Sobre os dois edifícios, a Prefeitura alegou que não pode informar em relação aos débitos de IPTU.
DESAFIO
A secretaria de Planejamento e Urbanismo disse que a situação é de difícil regularização, mas que há atuação para contornar a situação. “A gente tem uma reunião essa semana sobre o Palace e estamos nos empenhando para que esses prédios voltem a ter vida. O Centro precisa que o antigo e o novo convivam em harmonia, para que ao final da gestão nós possamos concluir a revitalização e deixar o legado de uma região central mais operante. As dificuldades para que isso aconteça se encontram no campo jurídico, mas a Pasta responsável também está trabalhando para ver quais desses prédios podem ser transferidos”, fala Carolina Baracat Lazinho.
Já o secretário de Justiça, Peter Panutto, explica que são difíceis os casos de prédios, como os citados em razão do processo judicial, que costuma ser demorado. “Muitos se encontram em situação de litígio judicial (débitos tributários, disputas sucessórias, ocupações irregulares). No entanto, a transferência de titularidade desses imóveis não é algo simples, já que nenhum ato expropriatório pode ser levado adiante sem que seja observado o devido processo legal. Assim sendo, é compreensível que todo e qualquer processo de arrecadação, desapropriação ou adjudicação de um imóvel não ocorra com a celeridade almejada”, avalia.
A arquiteta Gabriela Celani, professora e pesquisadora do curso de urbanismo da Universidade Estadual de Campinas (Unicamp), diz que prédios como os citados oferecem diversos prejuízos para a cidade. “Em primeiro lugar, o pavimento térreo desocupado contribui para criar um aspecto de abandono da rua para o pedestre, criando também uma sensação de insegurança e depreciação do entorno. Além disso, um edifício desocupado é um desperdício da infraestrutura urbana existente no local, que custou caro para ser instalada e que custa caro para ser mantida”, explica.

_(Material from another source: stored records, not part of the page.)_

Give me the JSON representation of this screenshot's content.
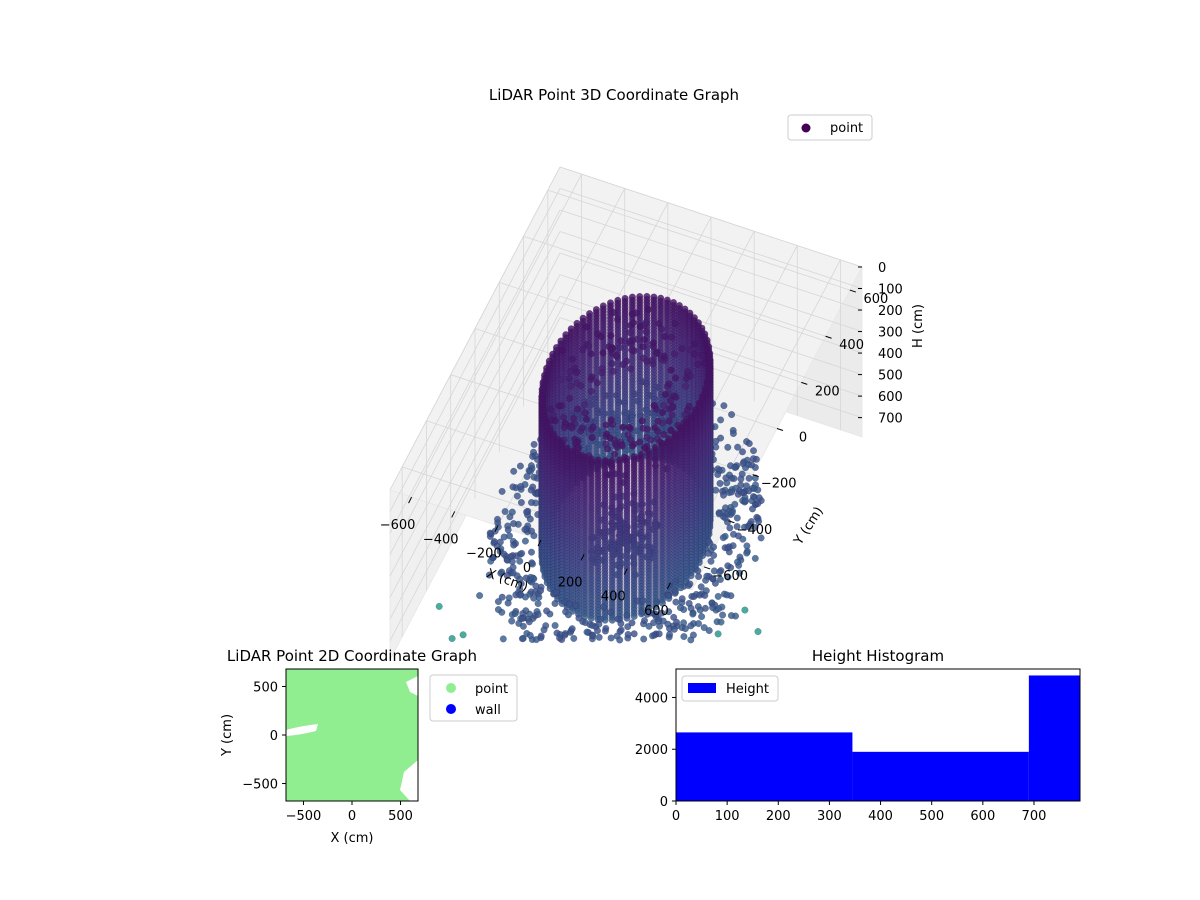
{
  "chart_data": [
    {
      "type": "scatter3d",
      "title": "LiDAR Point 3D Coordinate Graph",
      "xlabel": "X (cm)",
      "ylabel": "Y (cm)",
      "zlabel": "H (cm)",
      "xlim": [
        -700,
        700
      ],
      "ylim": [
        -700,
        700
      ],
      "zlim": [
        0,
        790
      ],
      "z_axis_inverted": true,
      "x_ticks": [
        -600,
        -400,
        -200,
        0,
        200,
        400,
        600
      ],
      "y_ticks": [
        -600,
        -400,
        -200,
        0,
        200,
        400,
        600
      ],
      "z_ticks": [
        0,
        100,
        200,
        300,
        400,
        500,
        600,
        700
      ],
      "x_tick_labels": [
        "−600",
        "−400",
        "−200",
        "0",
        "200",
        "400",
        "600"
      ],
      "y_tick_labels": [
        "−600",
        "−400",
        "−200",
        "0",
        "200",
        "400",
        "600"
      ],
      "z_tick_labels": [
        "0",
        "100",
        "200",
        "300",
        "400",
        "500",
        "600",
        "700"
      ],
      "colormap": "viridis",
      "legend": {
        "entries": [
          "point"
        ],
        "placement": "top-right",
        "color": "#440154"
      },
      "structure": {
        "cylinder_radius": 340,
        "cylinder_height_range": [
          0,
          750
        ],
        "column_count": 72,
        "floor_ring_radius_range": [
          380,
          560
        ],
        "scattered_outliers": true
      }
    },
    {
      "type": "scatter",
      "title": "LiDAR Point 2D Coordinate Graph",
      "xlabel": "X (cm)",
      "ylabel": "Y (cm)",
      "xlim": [
        -680,
        680
      ],
      "ylim": [
        -680,
        680
      ],
      "x_ticks": [
        -500,
        0,
        500
      ],
      "y_ticks": [
        -500,
        0,
        500
      ],
      "x_tick_labels": [
        "−500",
        "0",
        "500"
      ],
      "y_tick_labels": [
        "−500",
        "0",
        "500"
      ],
      "grid": false,
      "legend": {
        "placement": "outside-right"
      },
      "series": [
        {
          "name": "point",
          "color": "#90ee90"
        },
        {
          "name": "wall",
          "color": "#0000ff"
        }
      ]
    },
    {
      "type": "bar",
      "title": "Height Histogram",
      "x_ticks": [
        0,
        100,
        200,
        300,
        400,
        500,
        600,
        700
      ],
      "y_ticks": [
        0,
        2000,
        4000
      ],
      "xlim": [
        0,
        790
      ],
      "ylim": [
        0,
        5100
      ],
      "bins": [
        {
          "x0": 0,
          "x1": 345,
          "count": 2650
        },
        {
          "x0": 345,
          "x1": 690,
          "count": 1900
        },
        {
          "x0": 690,
          "x1": 790,
          "count": 4850
        }
      ],
      "bar_color": "#0000ff",
      "legend": {
        "entries": [
          "Height"
        ],
        "placement": "top-left"
      }
    }
  ]
}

A especialista diz que é possível revitalizar esses edifícios, o que pode ser mais barato e sustentável. “Prédios antigos requerem um grande investimento porque frequentemente eles já não atendem às normas atuais de acessibilidade e de prevenção a incêndios. Mesmo assim, eles representam uma excelente oportunidade, principalmente, se forem bem localizados. Reformar é bem mais barato que demoli-lo e construir um novo”
A professora de Arquitetura e Urbanismo da PUC-Campinas, Ana Paula Farah, também avalia a questão como prejuízo. “Do ponto de vista urbanista é um prejuízo como um todo, na dinâmica do território e para a população. A única coisa é que é lucro para os especuladores e para o mercado imobiliário. E é um lucro que vai para poucos”. E completa. "Precisa fazer um grande projeto de requalificação pensando na cidade como um todo. O reuso desses prédios pode ser promovido com um bom diagnóstico, que traga à tona todos os detalhes possíveis, para propor ações”, finaliza.